La conmemoración de la primera década de la firma del acuerdo con las FARC ha puesto sobre la mesa las profundas dificultades que afronta el país para consolidar lo pactado.

Aunque distintos sectores coinciden en que el cese del conflicto principal significó un alivio histórico que salvó miles de vidas en el territorio nacional, las cifras y las realidades presupuestales demuestran que la implementación integral aún se encuentra en un estado crítico de rezago.

Uno de los balances más duros proviene de Luis Alberto Albán, firmante de paz y exrepresentante a la cámara por el partido Comunes. Para el líder político, el escenario actual tiene un marcado sabor agridulce debido a que las raíces sociales, económicas y políticas que originaron la confrontación armada no se han resuelto.

El vocero advirtió que el pacto se ha ejecutado apenas en un 30% tras diez años de vigencia institucional, una cifra que califica como deficiente frente a las expectativas iniciales de las comunidades.

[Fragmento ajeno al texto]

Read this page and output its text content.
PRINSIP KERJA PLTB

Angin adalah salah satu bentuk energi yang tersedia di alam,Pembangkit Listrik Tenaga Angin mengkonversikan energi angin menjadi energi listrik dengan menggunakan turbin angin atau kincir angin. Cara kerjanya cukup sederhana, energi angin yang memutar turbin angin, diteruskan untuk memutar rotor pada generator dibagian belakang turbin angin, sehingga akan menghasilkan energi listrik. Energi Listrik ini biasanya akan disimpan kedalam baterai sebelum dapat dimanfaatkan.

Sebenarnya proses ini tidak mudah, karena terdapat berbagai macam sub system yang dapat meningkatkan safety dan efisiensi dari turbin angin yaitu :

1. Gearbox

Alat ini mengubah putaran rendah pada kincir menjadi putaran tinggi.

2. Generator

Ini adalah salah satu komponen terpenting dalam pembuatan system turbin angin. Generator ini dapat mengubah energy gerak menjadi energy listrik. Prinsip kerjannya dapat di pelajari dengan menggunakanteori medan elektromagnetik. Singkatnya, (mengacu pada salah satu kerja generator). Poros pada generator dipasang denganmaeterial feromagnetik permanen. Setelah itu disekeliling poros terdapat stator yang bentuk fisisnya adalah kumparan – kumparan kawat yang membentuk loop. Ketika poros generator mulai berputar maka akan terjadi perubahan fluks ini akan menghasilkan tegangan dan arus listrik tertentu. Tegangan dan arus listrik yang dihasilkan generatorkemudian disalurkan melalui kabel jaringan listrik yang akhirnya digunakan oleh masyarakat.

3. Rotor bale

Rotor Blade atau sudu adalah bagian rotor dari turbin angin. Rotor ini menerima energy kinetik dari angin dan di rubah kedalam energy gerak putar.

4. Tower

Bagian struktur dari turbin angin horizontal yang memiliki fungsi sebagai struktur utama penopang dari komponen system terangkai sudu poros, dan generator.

La seguridad de quienes dejaron las armas continúa siendo el factor más alarmante dentro del proceso de reincorporación. Albán denunció que la cifra de firmantes asesinados asciende a 485 personas, una problemática que, según su perspectiva, convive con nuevas dinámicas de violencia que brotaron en diferentes regiones del territorio.

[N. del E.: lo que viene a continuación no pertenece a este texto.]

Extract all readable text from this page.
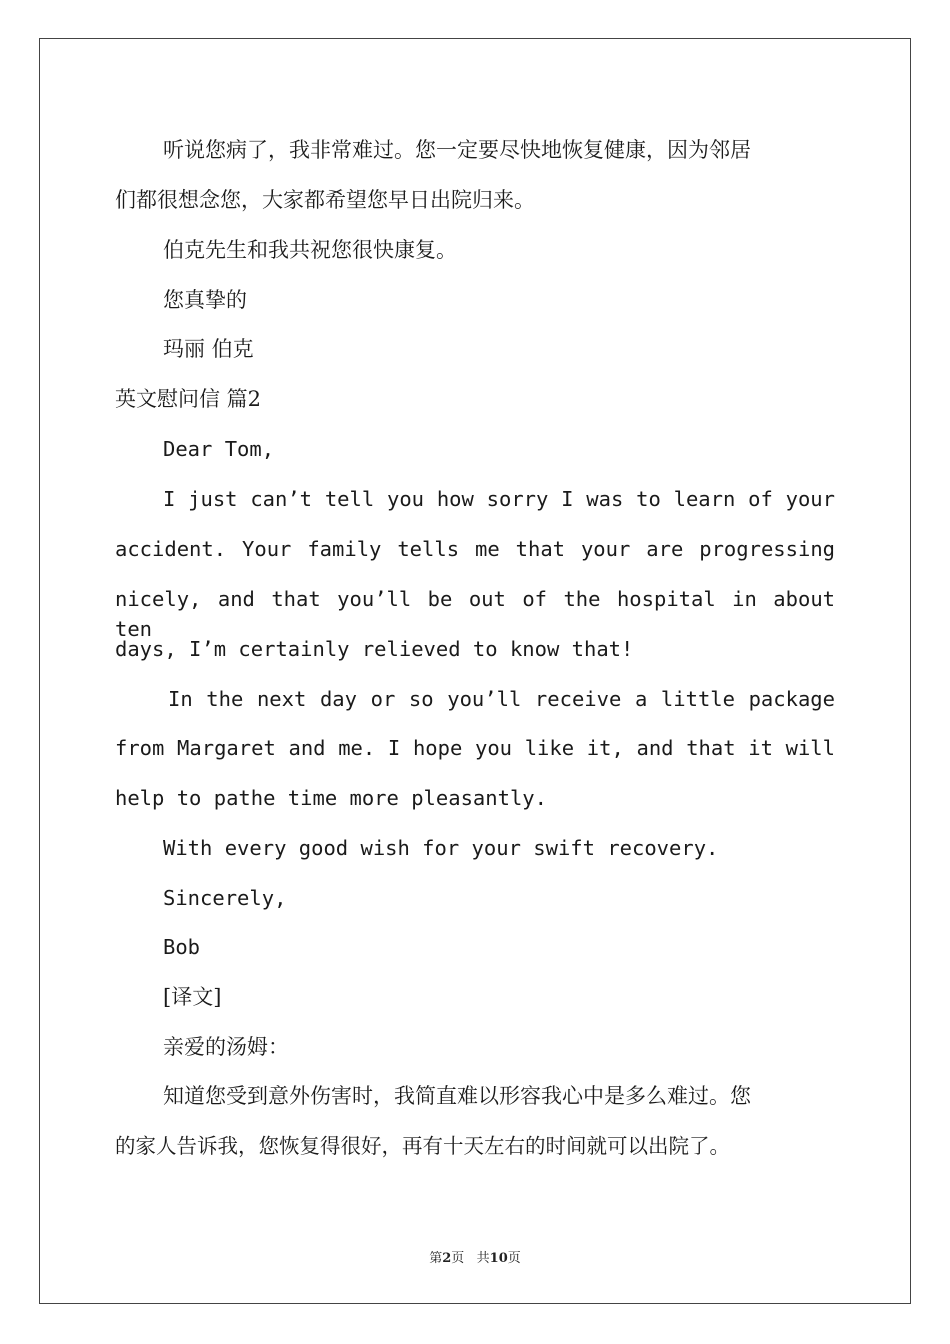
听说您病了，我非常难过。您一定要尽快地恢复健康，因为邻居
们都很想念您，大家都希望您早日出院归来。
伯克先生和我共祝您很快康复。
您真挚的
玛丽 伯克
英文慰问信 篇2
Dear Tom,
I just can’t tell you how sorry I was to learn of your
accident. Your family tells me that your are progressing
nicely, and that you’ll be out of the hospital in about ten
days, I’m certainly relieved to know that!
In the next day or so you’ll receive a little package
from Margaret and me. I hope you like it, and that it will
help to pathe time more pleasantly.
With every good wish for your swift recovery.
Sincerely,
Bob
[译文]
亲爱的汤姆：
知道您受到意外伤害时，我简直难以形容我心中是多么难过。您
的家人告诉我，您恢复得很好，再有十天左右的时间就可以出院了。
第2页   共10页
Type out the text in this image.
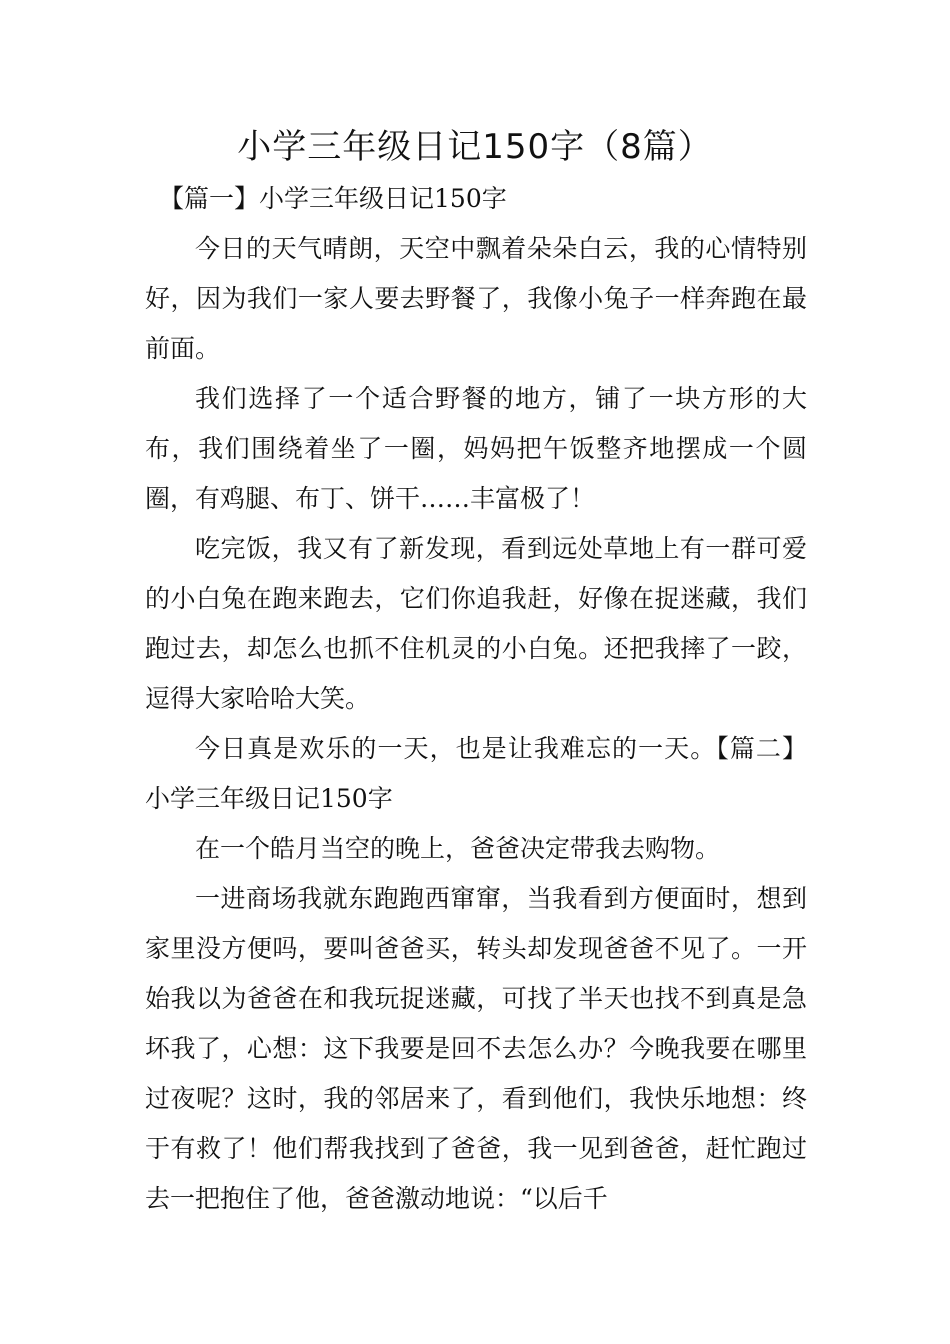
小学三年级日记150字（8篇）

【篇一】小学三年级日记150字

今日的天气晴朗，天空中飘着朵朵白云，我的心情特别好，因为我们一家人要去野餐了，我像小兔子一样奔跑在最前面。

我们选择了一个适合野餐的地方，铺了一块方形的大布，我们围绕着坐了一圈，妈妈把午饭整齐地摆成一个圆圈，有鸡腿、布丁、饼干……丰富极了！

吃完饭，我又有了新发现，看到远处草地上有一群可爱的小白兔在跑来跑去，它们你追我赶，好像在捉迷藏，我们跑过去，却怎么也抓不住机灵的小白兔。还把我摔了一跤，逗得大家哈哈大笑。

今日真是欢乐的一天，也是让我难忘的一天。【篇二】小学三年级日记150字

在一个皓月当空的晚上，爸爸决定带我去购物。

一进商场我就东跑跑西窜窜，当我看到方便面时，想到家里没方便吗，要叫爸爸买，转头却发现爸爸不见了。一开始我以为爸爸在和我玩捉迷藏，可找了半天也找不到真是急坏我了，心想：这下我要是回不去怎么办？今晚我要在哪里过夜呢？这时，我的邻居来了，看到他们，我快乐地想：终于有救了！他们帮我找到了爸爸，我一见到爸爸，赶忙跑过去一把抱住了他，爸爸激动地说：“以后千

No obstante, enfatizó de manera tajante que estos golpes no quiebran la decisión de los más de 13 mil excombatientes farianos que persisten en su camino hacia la política legal.

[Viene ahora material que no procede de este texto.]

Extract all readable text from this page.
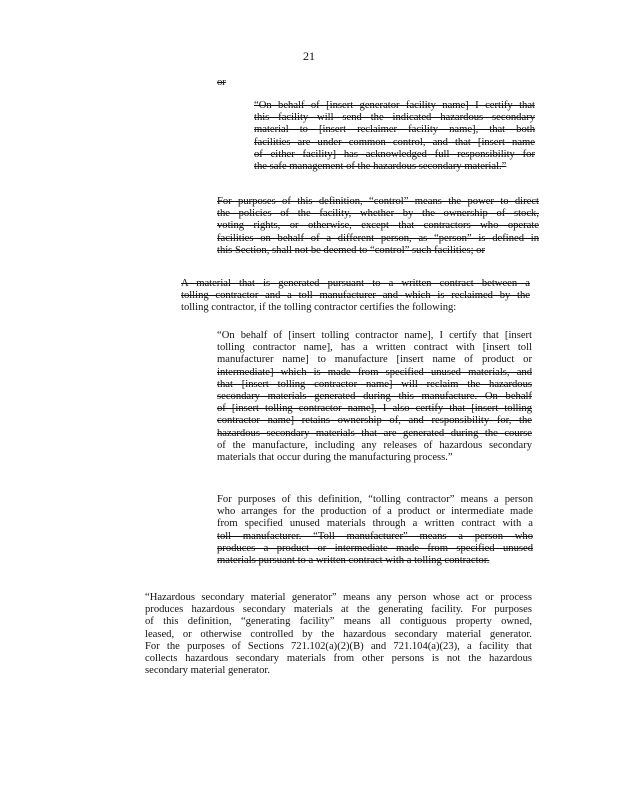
21
or
“On behalf of [insert generator facility name] I certify that
this facility will send the indicated hazardous secondary
material to [insert reclaimer facility name], that both
facilities are under common control, and that [insert name
of either facility] has acknowledged full responsibility for
the safe management of the hazardous secondary material.”
For purposes of this definition, “control” means the power to direct
the policies of the facility, whether by the ownership of stock,
voting rights, or otherwise, except that contractors who operate
facilities on behalf of a different person, as “person” is defined in
this Section, shall not be deemed to “control” such facilities; or
A material that is generated pursuant to a written contract between a
tolling contractor and a toll manufacturer and which is reclaimed by the
tolling contractor, if the tolling contractor certifies the following:
“On behalf of [insert tolling contractor name], I certify that [insert
tolling contractor name], has a written contract with [insert toll
manufacturer name] to manufacture [insert name of product or
intermediate] which is made from specified unused materials, and
that [insert tolling contractor name] will reclaim the hazardous
secondary materials generated during this manufacture. On behalf
of [insert tolling contractor name], I also certify that [insert tolling
contractor name] retains ownership of, and responsibility for, the
hazardous secondary materials that are generated during the course
of the manufacture, including any releases of hazardous secondary
materials that occur during the manufacturing process.”
For purposes of this definition, “tolling contractor” means a person
who arranges for the production of a product or intermediate made
from specified unused materials through a written contract with a
toll manufacturer. “Toll manufacturer” means a person who
produces a product or intermediate made from specified unused
materials pursuant to a written contract with a tolling contractor.
“Hazardous secondary material generator” means any person whose act or process
produces hazardous secondary materials at the generating facility. For purposes
of this definition, “generating facility” means all contiguous property owned,
leased, or otherwise controlled by the hazardous secondary material generator.
For the purposes of Sections 721.102(a)(2)(B) and 721.104(a)(23), a facility that
collects hazardous secondary materials from other persons is not the hazardous
secondary material generator.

Luis Alberto Albán, firmante de paz y exrepresentante a la cámara por el partido Comunes. | Foto: Montaje Jesús Chacín/El País con fotos de: (Captura de pantalla)

Desde la perspectiva del control fiscal, el panorama técnico no es más alentador. Fabio Alberto Alzate Carreño, quien se desempeña como Contralor Delegado para la Contraloría General de la República, reveló detalles financieros clave sobre el estado de los recursos públicos.

La entidad reportó que, hasta el año pasado, se habían destinado 117 billones de pesos distribuidos en los seis puntos esenciales del acuerdo, concentrando un gran componente en materia de reforma agraria.

Fabio Alberto Alzate Carreño, quien se desempeña como Contralor Delegado para la Contraloría General de la República. | Foto: Montaje Jesús Chacín/El País con fotos de: (Captura de pantalla)

El talón de Aquiles de esta millonaria inversión sectorial radica en los trámites burocráticos. El ente de control fiscal evidenció que existe un fuerte rezago en el ciclo de formalización, pues los esfuerzos estatales se quedan en la entrega física pero fallan gravemente en la titulación legal de los predios.

Alzate Carreño insistió en que el verdadero impacto social solo se alcanzará en la medida en que los beneficiarios rurales cuenten con la propiedad formal de sus tierras para reactivar la productividad.

Asimismo, la Contraloría General detectó fallas estructurales en la forma en que se ejecutan los planes de inversión en las regiones más afectadas por la violencia. De acuerdo con el reporte del organismo de control, las entidades públicas creadas para la implementación actúan de manera aislada.